– Его наказали? – дрогнувшим голосом спросила Маруся.
– Нет. Я, разумеется, рассказал обо всем, как только узнал правду. Донес на Бобра директрисе – старой, очень мудрой тетке, которую мы между собой звали Тортиллой… Она этого дела оставлять не стала, и, разумеется, Бобр получил бы по полной программе, но Даша вдруг стала все отрицать.
– Бобр угрожал ей?
– Нет. Она не хотела скандала, она не хотела быть в центре внимания – я уже упоминал, что после этого случая у нее что-то повернулось в голове. Она не сошла с ума, она просто стала другой. Когда к Бобру весь педсовет подступил с допросом, он заявил, что Рябинина оболгала его. Она якобы курила и сама случайно уронила спичку себе на платье. Но Даша вообще не курила!
– Она сказала об этом?
Арсений отрицательно покачал головой.
– Ей было уже все равно. Она стала какой-то равнодушной, нерешительной, упрямой. Она перестала что-либо чувствовать ко мне, словно Бобр заразил ее своей нелюбовью. По-хорошему, после этого происшествия ее следовало срочно направить к психологу, психоаналитику, который помог бы ей преодолеть этот стресс, но в те времена это было не принято, да и психоаналитиков еще поискать надо было… Словом, уличить Бобра не удалось. Тортилла, конечно, чувствовала, что я говорю правду, что Бобр виноват, но понимала также – доказать это было уже невозможно. Он все отрицал, Даша все отрицала, свидетелей не было, мое заявление – голословное… Тортилла провела с Бобром очень серьезную беседу – дескать, дай только повод! – и он затаился. До выпускных экзаменов оставалось всего полгода…
– Что было с Дашей потом?
– Ничего. Она закончила школу, пошла работать продавщицей в универмаг. Подстриглась очень коротко, растолстела, вышла замуж, родила. Однажды я встретил ее, уже после армии, она отвернулась, словно не узнала меня.

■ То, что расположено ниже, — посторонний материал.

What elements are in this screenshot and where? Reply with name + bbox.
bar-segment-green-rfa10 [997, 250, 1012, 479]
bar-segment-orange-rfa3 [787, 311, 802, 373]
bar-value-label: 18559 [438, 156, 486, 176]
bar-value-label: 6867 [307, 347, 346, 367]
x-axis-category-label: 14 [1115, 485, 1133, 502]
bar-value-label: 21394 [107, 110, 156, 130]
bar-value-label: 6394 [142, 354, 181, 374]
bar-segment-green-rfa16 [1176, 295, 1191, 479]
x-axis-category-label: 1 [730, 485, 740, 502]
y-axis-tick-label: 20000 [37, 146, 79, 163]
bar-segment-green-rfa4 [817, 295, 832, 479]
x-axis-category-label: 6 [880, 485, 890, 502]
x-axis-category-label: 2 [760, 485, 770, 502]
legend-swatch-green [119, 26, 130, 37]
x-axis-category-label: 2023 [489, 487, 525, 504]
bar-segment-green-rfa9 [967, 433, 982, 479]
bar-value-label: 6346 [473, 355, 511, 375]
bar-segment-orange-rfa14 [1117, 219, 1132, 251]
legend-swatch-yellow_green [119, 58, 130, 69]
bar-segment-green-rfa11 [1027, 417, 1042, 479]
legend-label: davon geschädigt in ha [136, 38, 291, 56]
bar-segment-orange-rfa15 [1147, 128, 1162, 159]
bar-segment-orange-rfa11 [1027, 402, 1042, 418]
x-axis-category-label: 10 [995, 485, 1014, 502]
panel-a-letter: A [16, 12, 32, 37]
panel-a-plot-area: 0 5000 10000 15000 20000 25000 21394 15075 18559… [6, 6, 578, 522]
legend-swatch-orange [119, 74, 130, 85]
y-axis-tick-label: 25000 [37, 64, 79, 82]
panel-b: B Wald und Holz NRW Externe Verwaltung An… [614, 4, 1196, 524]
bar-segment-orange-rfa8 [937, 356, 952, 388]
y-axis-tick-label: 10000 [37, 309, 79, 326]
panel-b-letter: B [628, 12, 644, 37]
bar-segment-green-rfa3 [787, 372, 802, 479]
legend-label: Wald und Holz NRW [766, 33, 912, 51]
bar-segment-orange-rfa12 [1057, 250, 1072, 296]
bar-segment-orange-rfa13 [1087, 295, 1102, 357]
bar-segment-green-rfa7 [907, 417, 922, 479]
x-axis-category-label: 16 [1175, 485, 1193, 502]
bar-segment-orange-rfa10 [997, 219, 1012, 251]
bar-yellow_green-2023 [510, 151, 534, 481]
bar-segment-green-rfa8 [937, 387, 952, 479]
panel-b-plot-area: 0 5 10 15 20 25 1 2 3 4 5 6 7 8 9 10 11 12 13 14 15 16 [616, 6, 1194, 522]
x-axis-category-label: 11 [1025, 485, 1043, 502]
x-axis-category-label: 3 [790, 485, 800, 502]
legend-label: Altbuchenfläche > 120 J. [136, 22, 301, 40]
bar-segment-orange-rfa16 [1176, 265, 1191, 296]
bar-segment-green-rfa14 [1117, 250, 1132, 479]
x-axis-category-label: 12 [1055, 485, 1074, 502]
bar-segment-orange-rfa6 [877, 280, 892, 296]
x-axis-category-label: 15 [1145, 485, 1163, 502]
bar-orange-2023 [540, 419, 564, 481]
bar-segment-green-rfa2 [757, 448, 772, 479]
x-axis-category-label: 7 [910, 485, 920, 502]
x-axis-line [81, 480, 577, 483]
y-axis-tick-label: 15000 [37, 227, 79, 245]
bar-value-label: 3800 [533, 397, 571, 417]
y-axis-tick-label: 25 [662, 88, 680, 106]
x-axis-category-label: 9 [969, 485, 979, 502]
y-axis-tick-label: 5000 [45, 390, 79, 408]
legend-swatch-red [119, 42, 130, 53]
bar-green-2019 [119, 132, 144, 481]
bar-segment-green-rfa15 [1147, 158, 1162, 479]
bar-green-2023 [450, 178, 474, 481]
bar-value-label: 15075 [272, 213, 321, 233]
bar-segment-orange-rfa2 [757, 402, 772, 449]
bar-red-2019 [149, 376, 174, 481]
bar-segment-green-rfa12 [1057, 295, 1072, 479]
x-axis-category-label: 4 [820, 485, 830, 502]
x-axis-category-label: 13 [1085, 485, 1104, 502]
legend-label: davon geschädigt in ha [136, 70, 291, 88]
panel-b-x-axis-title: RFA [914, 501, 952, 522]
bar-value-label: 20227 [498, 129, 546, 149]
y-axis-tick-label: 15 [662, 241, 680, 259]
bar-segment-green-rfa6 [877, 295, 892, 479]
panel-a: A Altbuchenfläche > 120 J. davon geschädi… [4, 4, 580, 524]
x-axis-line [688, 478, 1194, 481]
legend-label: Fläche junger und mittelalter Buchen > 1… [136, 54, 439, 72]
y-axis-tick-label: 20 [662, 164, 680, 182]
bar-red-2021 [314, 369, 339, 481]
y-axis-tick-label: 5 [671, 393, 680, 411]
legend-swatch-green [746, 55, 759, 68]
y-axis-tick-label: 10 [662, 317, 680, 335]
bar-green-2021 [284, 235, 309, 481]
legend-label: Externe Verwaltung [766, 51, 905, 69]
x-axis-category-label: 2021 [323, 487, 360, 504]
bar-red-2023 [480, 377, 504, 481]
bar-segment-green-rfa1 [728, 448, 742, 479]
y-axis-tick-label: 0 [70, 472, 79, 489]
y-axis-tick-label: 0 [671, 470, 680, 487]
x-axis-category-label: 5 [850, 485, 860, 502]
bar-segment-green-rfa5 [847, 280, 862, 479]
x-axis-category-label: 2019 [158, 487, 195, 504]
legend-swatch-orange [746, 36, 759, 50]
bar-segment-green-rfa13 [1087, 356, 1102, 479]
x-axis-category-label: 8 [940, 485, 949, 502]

– А Бобр? Что стало с ним?
– Не знаю. Но когда выяснилось, что никакого наказания он не понесет, я словно с цепи сорвался. Я следовал за ним неотступно, я дразнил его, я пытался вывести его из себя, я хотел изничтожить его! Я ненавидел его. Все последние полугодие я только и делал, что смотрел на него – не понимаю, как только дырку не прожег в нем своим взглядом. И чем больше я его узнавал, тем больше поражался. Он – урод. Душевный инвалид… Чудовище! Я не скрывал своих чувств, я все время сообщал, что о нем думаю. Но, ты знаешь, он все сносил – видимо, боялся директрисы, помнил о ее обещании. И только однажды, перед выпускными, заявил, что отомстит мне. Он сказал – «Бережной, ты у меня когда-нибудь за все заплатишь. Я тебя убью».